While everyone is hunkering down and hoping this Coronavirus ordeal will soon pass, I want to give some tidbit advice and knowledge regarding a deadline associated with the DUI’s administrative driver’s license suspension and its penalties.
The administrative driver’s license suspension or ALS suspension is a separate suspension from the driver’s license suspension you will receive if you are convicted of a DUI. This suspension is triggered if your breath, blood, or other evidentiary test is over the legal limit or shows you are impaired by drugs.
First ALS Suspension
Your first ALS suspension is a 90-day suspension of your driver’s license, with the first 30 days being an absolute, no privileges or work permits allowed. If you have a CDL license, in addition to the 90-day suspension of your regular driver’s privileges, you will receive a one-year absolute disqualification of your CDL privileges.
Second ALS Suspension
A second ALS suspension within 5 years of a prior ALS, results in a one-year absolute, no privileges or permit allowed, suspension of your driver’s license. If you have a CDL license, the second ALS suspension regardless of how old the prior ALS was, results in a lifetime disqualification of your CDL privileges.

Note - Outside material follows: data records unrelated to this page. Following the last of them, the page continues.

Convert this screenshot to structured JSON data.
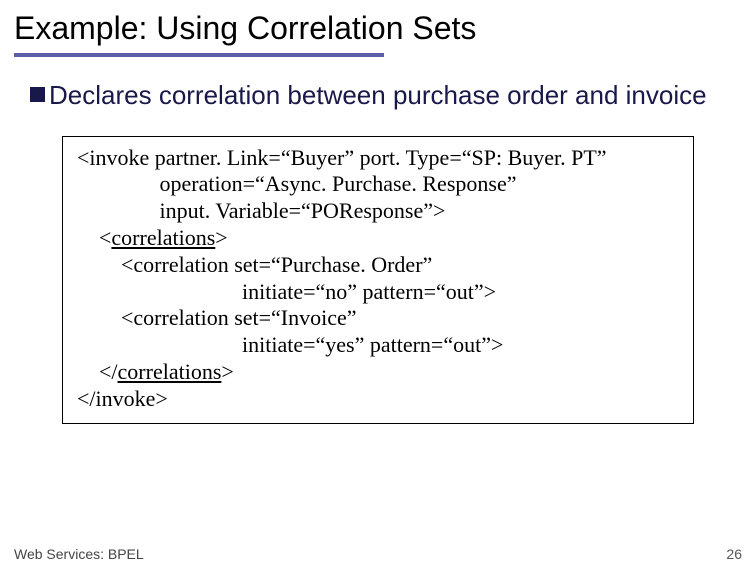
{
  "title": "Example: Using Correlation Sets",
  "bullet": "Declares correlation between purchase order and invoice",
  "code": {
    "l1": "<invoke partner. Link=“Buyer” port. Type=“SP: Buyer. PT”",
    "l2": "               operation=“Async. Purchase. Response”",
    "l3": "               input. Variable=“POResponse”>",
    "l4a": "    <",
    "l4b": "correlations",
    "l4c": ">",
    "l5": "        <correlation set=“Purchase. Order”",
    "l6": "                              initiate=“no” pattern=“out”>",
    "l7": "        <correlation set=“Invoice”",
    "l8": "                              initiate=“yes” pattern=“out”>",
    "l9a": "    </",
    "l9b": "correlations",
    "l9c": ">",
    "l10": "</invoke>"
  },
  "footer": {
    "left": "Web Services: BPEL",
    "right": "26"
  }
}
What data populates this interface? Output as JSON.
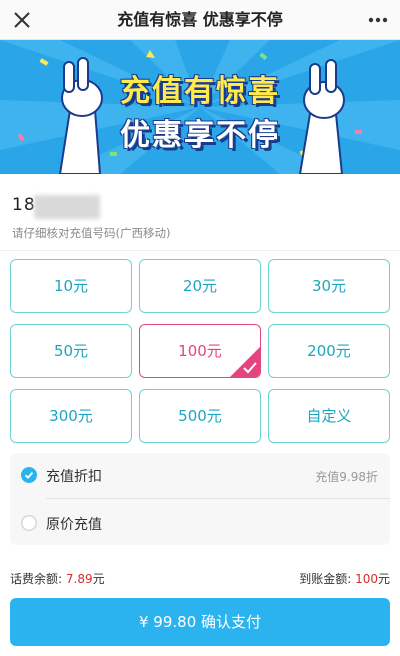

Either of the above suspension will also require you to install an interlock device on any vehicle you drive for a period of one year following the end of your suspension. Thus, the ALS suspensions is a very serious penalty and is often overlooked because the Courts are not required to tell you about it because it is separate from the court action on the DUI charge.
What Triggers an ALS Suspension?
The ALS suspension is triggered when you fail an evidentiary test. This is usually a breath or blood test and a failure means the results were over the legal limit. When this happens, you will be served with a “Notice of Suspension” that has a “Date of Service” on it. If your test was a breath test, the Notice of Suspension, will be given you with your ticket. If you were given a blood test your Notice of Suspension and Date of Serve will be served on you by mail at the address that the Idaho Department of Transportation has on file. So, it is important to check and make sure the Department has your correct address, or you could miss your deadline to file for a hearing.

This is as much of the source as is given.